Cameron Diaz ‘had no strength’ and ‘poor eating habits’
According to British Marie Claire, Diaz described being ill-prepared for the physicality of her role in Charlie’s Angels in her book. In the film, she and her costars had multiple elaborate fight scenes requiring a lot of training. So, naturally, before filming began the three stars practiced with the help of an expert for the rigorous fight scenes.
But as Diaz said in The Body Book, she basically started from scratch. “I was 26 years old. I had just quit smoking. I had poor eating habits. I had no strength,” she wrote. “Then I was cast in the Charlie’s Angels movie,” she added.

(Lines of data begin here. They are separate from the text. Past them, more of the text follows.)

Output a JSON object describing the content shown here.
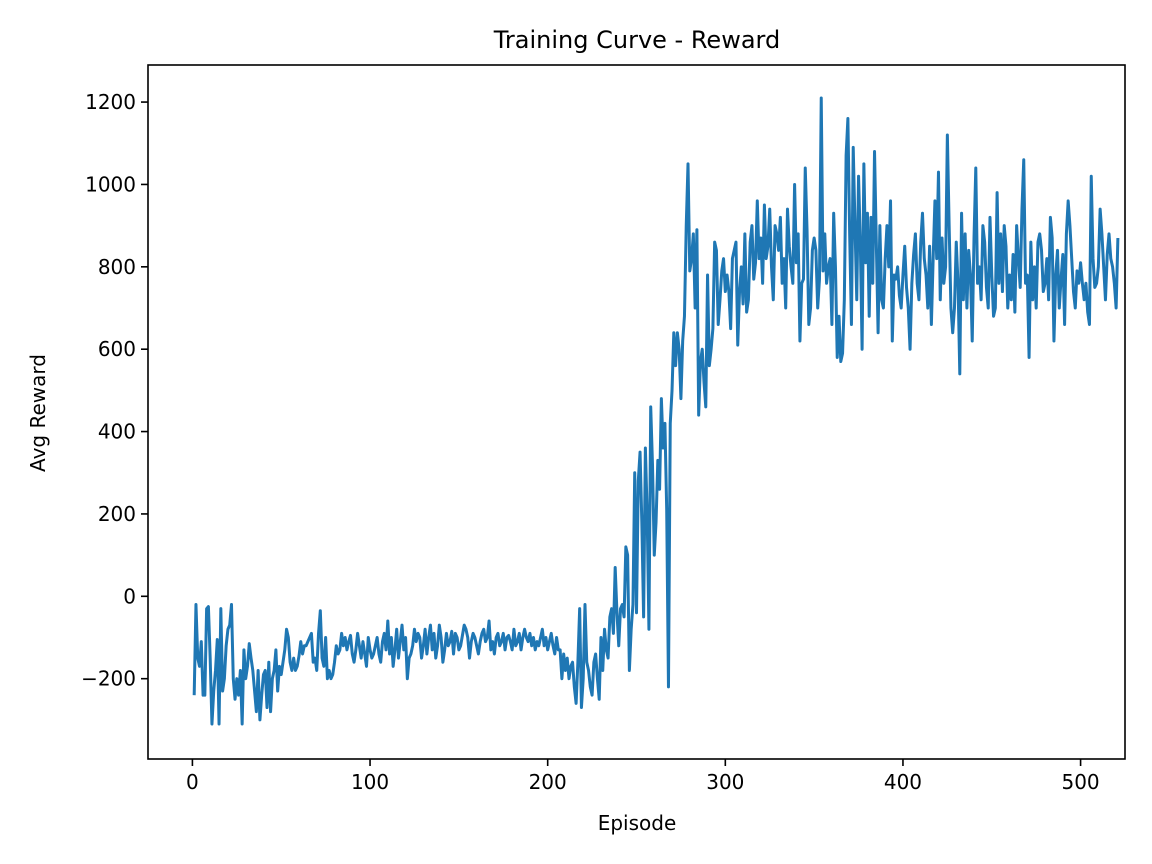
{
  "chart_data": {
    "type": "line",
    "title": "Training Curve - Reward",
    "xlabel": "Episode",
    "ylabel": "Avg Reward",
    "xlim": [
      -25,
      525
    ],
    "ylim": [
      -395,
      1290
    ],
    "x_ticks": [
      0,
      100,
      200,
      300,
      400,
      500
    ],
    "y_ticks": [
      -200,
      0,
      200,
      400,
      600,
      800,
      1000,
      1200
    ],
    "x_tick_labels": [
      "0",
      "100",
      "200",
      "300",
      "400",
      "500"
    ],
    "y_tick_labels": [
      "−200",
      "0",
      "200",
      "400",
      "600",
      "800",
      "1000",
      "1200"
    ],
    "grid": false,
    "series": [
      {
        "color": "#1f77b4",
        "x_start": 1,
        "x_step": 1,
        "values": [
          -240,
          -20,
          -150,
          -170,
          -110,
          -240,
          -240,
          -30,
          -25,
          -150,
          -310,
          -230,
          -180,
          -105,
          -310,
          -30,
          -230,
          -200,
          -120,
          -80,
          -70,
          -20,
          -200,
          -250,
          -200,
          -240,
          -180,
          -310,
          -130,
          -200,
          -170,
          -115,
          -150,
          -180,
          -230,
          -280,
          -180,
          -300,
          -240,
          -190,
          -180,
          -270,
          -160,
          -280,
          -200,
          -180,
          -130,
          -230,
          -170,
          -190,
          -160,
          -130,
          -80,
          -100,
          -160,
          -180,
          -150,
          -180,
          -170,
          -145,
          -110,
          -140,
          -120,
          -120,
          -110,
          -100,
          -90,
          -160,
          -150,
          -180,
          -90,
          -35,
          -150,
          -170,
          -100,
          -200,
          -180,
          -200,
          -190,
          -160,
          -120,
          -140,
          -130,
          -90,
          -120,
          -100,
          -130,
          -110,
          -95,
          -140,
          -160,
          -130,
          -90,
          -120,
          -150,
          -110,
          -140,
          -170,
          -100,
          -130,
          -150,
          -140,
          -120,
          -100,
          -140,
          -160,
          -110,
          -90,
          -130,
          -60,
          -140,
          -100,
          -170,
          -130,
          -80,
          -150,
          -110,
          -70,
          -130,
          -100,
          -200,
          -150,
          -140,
          -120,
          -80,
          -110,
          -90,
          -100,
          -150,
          -120,
          -80,
          -140,
          -100,
          -70,
          -130,
          -90,
          -150,
          -120,
          -70,
          -100,
          -160,
          -130,
          -90,
          -120,
          -110,
          -85,
          -140,
          -90,
          -100,
          -130,
          -120,
          -95,
          -70,
          -80,
          -100,
          -150,
          -110,
          -90,
          -100,
          -120,
          -140,
          -110,
          -90,
          -80,
          -110,
          -100,
          -60,
          -130,
          -110,
          -140,
          -100,
          -90,
          -120,
          -110,
          -90,
          -130,
          -100,
          -95,
          -110,
          -130,
          -80,
          -120,
          -110,
          -90,
          -130,
          -100,
          -80,
          -100,
          -110,
          -90,
          -120,
          -100,
          -130,
          -110,
          -120,
          -100,
          -80,
          -120,
          -100,
          -130,
          -110,
          -90,
          -120,
          -140,
          -100,
          -130,
          -130,
          -200,
          -140,
          -180,
          -150,
          -200,
          -170,
          -160,
          -220,
          -260,
          -160,
          -30,
          -270,
          -200,
          -20,
          -160,
          -180,
          -220,
          -240,
          -160,
          -140,
          -200,
          -250,
          -100,
          -180,
          -80,
          -130,
          -150,
          -50,
          -30,
          -90,
          70,
          -40,
          -120,
          -30,
          -20,
          -50,
          120,
          100,
          -180,
          -80,
          -20,
          300,
          -40,
          280,
          350,
          180,
          -50,
          360,
          200,
          -80,
          460,
          320,
          100,
          180,
          330,
          260,
          480,
          360,
          420,
          210,
          -220,
          420,
          500,
          640,
          560,
          640,
          600,
          480,
          620,
          680,
          900,
          1050,
          790,
          820,
          880,
          700,
          890,
          440,
          570,
          600,
          520,
          460,
          780,
          560,
          600,
          650,
          860,
          840,
          660,
          720,
          790,
          820,
          740,
          780,
          740,
          650,
          820,
          840,
          860,
          610,
          740,
          800,
          710,
          880,
          690,
          720,
          860,
          900,
          770,
          810,
          960,
          820,
          870,
          760,
          950,
          820,
          850,
          940,
          800,
          720,
          900,
          880,
          840,
          920,
          760,
          820,
          700,
          940,
          850,
          800,
          760,
          1000,
          810,
          880,
          620,
          760,
          770,
          1040,
          890,
          660,
          700,
          840,
          870,
          840,
          700,
          770,
          1210,
          790,
          880,
          760,
          800,
          820,
          660,
          930,
          800,
          580,
          680,
          570,
          590,
          720,
          1070,
          1160,
          880,
          660,
          1090,
          900,
          720,
          1020,
          860,
          600,
          1050,
          810,
          930,
          680,
          920,
          760,
          1080,
          860,
          640,
          900,
          720,
          700,
          820,
          900,
          800,
          960,
          620,
          780,
          770,
          800,
          730,
          700,
          780,
          850,
          750,
          700,
          600,
          760,
          830,
          880,
          760,
          720,
          860,
          930,
          820,
          780,
          700,
          850,
          660,
          820,
          960,
          820,
          1030,
          720,
          870,
          760,
          800,
          1120,
          900,
          700,
          640,
          700,
          860,
          760,
          540,
          930,
          720,
          880,
          700,
          840,
          780,
          620,
          870,
          1040,
          760,
          800,
          720,
          900,
          860,
          750,
          700,
          920,
          780,
          680,
          700,
          980,
          760,
          880,
          740,
          900,
          850,
          700,
          780,
          720,
          830,
          690,
          900,
          820,
          750,
          940,
          1060,
          760,
          780,
          580,
          860,
          720,
          800,
          700,
          860,
          880,
          840,
          740,
          760,
          820,
          720,
          920,
          870,
          620,
          780,
          840,
          700,
          770,
          830,
          660,
          880,
          960,
          900,
          820,
          740,
          700,
          790,
          760,
          810,
          760,
          720,
          760,
          690,
          660,
          1020,
          820,
          750,
          760,
          800,
          940,
          880,
          800,
          720,
          830,
          880,
          820,
          800,
          760,
          700,
          870
        ]
      }
    ]
  }
}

Diaz continued, saying she showed up excited — and perhaps a little naive — about training. “It was autumn, and Drew Barrymore and I arrived to train for our roles on set. Cheung-yan Yuen, who was our martial arts master, was there, along with all of our trainers,” she recalled. “We were so excited. Woo hoo!”
However, the excitement quickly faded when they learned just how serious and intense their training would get.

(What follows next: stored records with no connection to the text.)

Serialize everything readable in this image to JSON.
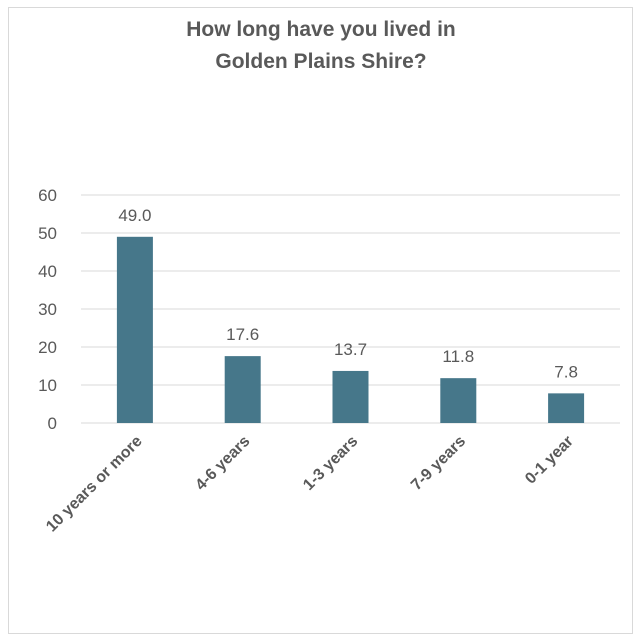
{
  "chart_data": {
    "type": "bar",
    "title_lines": [
      "How long have you lived in",
      "Golden Plains Shire?"
    ],
    "categories": [
      "10 years or more",
      "4-6 years",
      "1-3 years",
      "7-9 years",
      "0-1 year"
    ],
    "values": [
      49.0,
      17.6,
      13.7,
      11.8,
      7.8
    ],
    "value_labels": [
      "49.0",
      "17.6",
      "13.7",
      "11.8",
      "7.8"
    ],
    "ylim": [
      0,
      60
    ],
    "yticks": [
      0,
      10,
      20,
      30,
      40,
      50,
      60
    ],
    "ytick_labels": [
      "0",
      "10",
      "20",
      "30",
      "40",
      "50",
      "60"
    ],
    "grid": true,
    "legend": "none",
    "bar_color": "#46778a",
    "grid_color": "#d9d9d9",
    "text_color": "#595959"
  }
}
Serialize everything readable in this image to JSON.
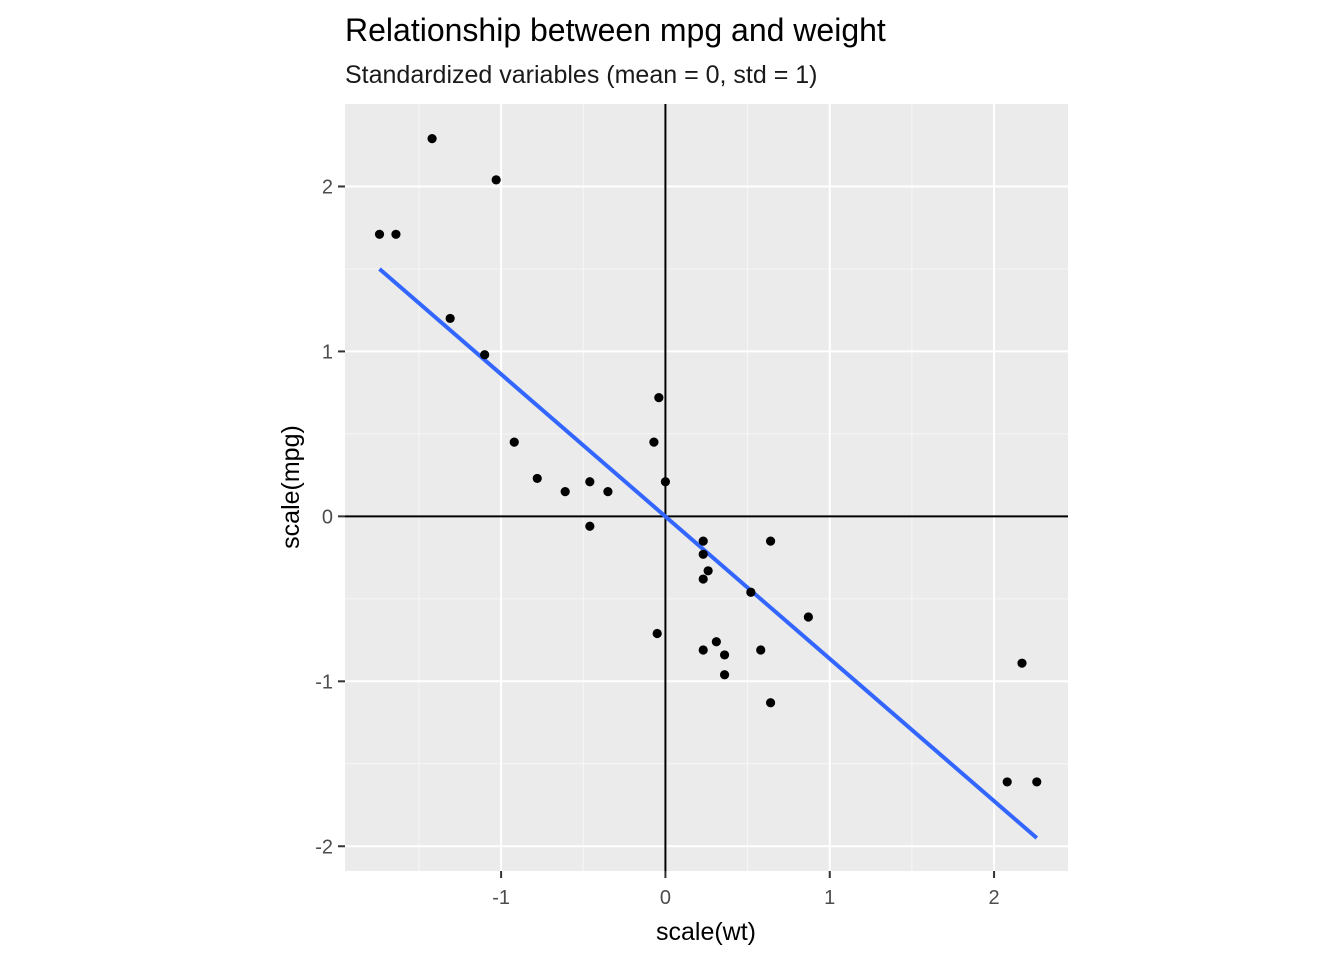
{
  "chart_data": {
    "type": "scatter",
    "title": "Relationship between mpg and weight",
    "subtitle": "Standardized variables (mean = 0, std = 1)",
    "xlabel": "scale(wt)",
    "ylabel": "scale(mpg)",
    "xlim": [
      -1.95,
      2.45
    ],
    "ylim": [
      -2.15,
      2.5
    ],
    "x_ticks": [
      -1,
      0,
      1,
      2
    ],
    "x_tick_labels": [
      "-1",
      "0",
      "1",
      "2"
    ],
    "y_ticks": [
      -2,
      -1,
      0,
      1,
      2
    ],
    "y_tick_labels": [
      "-2",
      "-1",
      "0",
      "1",
      "2"
    ],
    "grid": true,
    "reference_lines": {
      "x": 0,
      "y": 0
    },
    "points": [
      [
        -1.74,
        1.71
      ],
      [
        -1.64,
        1.71
      ],
      [
        -1.42,
        2.29
      ],
      [
        -1.03,
        2.04
      ],
      [
        -1.31,
        1.2
      ],
      [
        -1.1,
        0.98
      ],
      [
        -0.92,
        0.45
      ],
      [
        -0.78,
        0.23
      ],
      [
        -0.61,
        0.15
      ],
      [
        -0.46,
        0.21
      ],
      [
        -0.35,
        0.15
      ],
      [
        -0.46,
        -0.06
      ],
      [
        -0.07,
        0.45
      ],
      [
        -0.04,
        0.72
      ],
      [
        0.0,
        0.21
      ],
      [
        0.23,
        -0.15
      ],
      [
        0.23,
        -0.23
      ],
      [
        0.26,
        -0.33
      ],
      [
        0.23,
        -0.38
      ],
      [
        0.64,
        -0.15
      ],
      [
        0.52,
        -0.46
      ],
      [
        0.87,
        -0.61
      ],
      [
        -0.05,
        -0.71
      ],
      [
        0.23,
        -0.81
      ],
      [
        0.31,
        -0.76
      ],
      [
        0.36,
        -0.84
      ],
      [
        0.36,
        -0.96
      ],
      [
        0.58,
        -0.81
      ],
      [
        0.64,
        -1.13
      ],
      [
        2.17,
        -0.89
      ],
      [
        2.08,
        -1.61
      ],
      [
        2.26,
        -1.61
      ]
    ],
    "fit_line": {
      "x": [
        -1.74,
        2.26
      ],
      "y": [
        1.5,
        -1.95
      ]
    },
    "colors": {
      "panel": "#ebebeb",
      "grid_major": "#ffffff",
      "points": "#000000",
      "fit_line": "#3366ff",
      "reference_lines": "#000000"
    }
  }
}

Martial arts master told Diaz ‘your new best friend is pain’
Diaz revealed she and Barrymore didn’t know what their training entailed. “We had no idea what we were getting ourselves into,” she wrote. “Cheung-yan Yuen began to speak, and the interpreter translated his words for us. ‘Today,’ he said, ‘I’m going to introduce you to your new best friend. You’re going to learn to love your new best friend.’”
Yuen continued, giving them a taste of what was to come. “‘You’re going to have him with you all of the time. You’re going to cherish him. And he’s going to be a part of your life,’” Diaz recalled before adding, “We were so excited. We looked at each other as if to say, who could it be? And Cheung-yan Yuen said, ‘Your new best friend is pain.’”
Diaz calls training ‘pivotal moment’ for her ‘physical fitness’
In a March 2014 interview with Furthermore, Diaz opened up about what training for Charlie’s Angels did for her life. She called it a turning point of sorts.
“The day I started martial arts training for Charlie’s Angels was a pivotal moment in my life in terms of my physical fitness,” she said. “It was the first time someone showed me what my very own body had the potential to do.”
She continued, saying prior to that experience, she “had no concept of the extent to which my body could be trained to be that strong and capable,” noting she and costars learned “movie fu.”
As for the pain, she said it went away with time. “Eventually, the pain of 8 hours a day of training subsided and allowed us to execute intricately choreographed fight sequences…in heels.”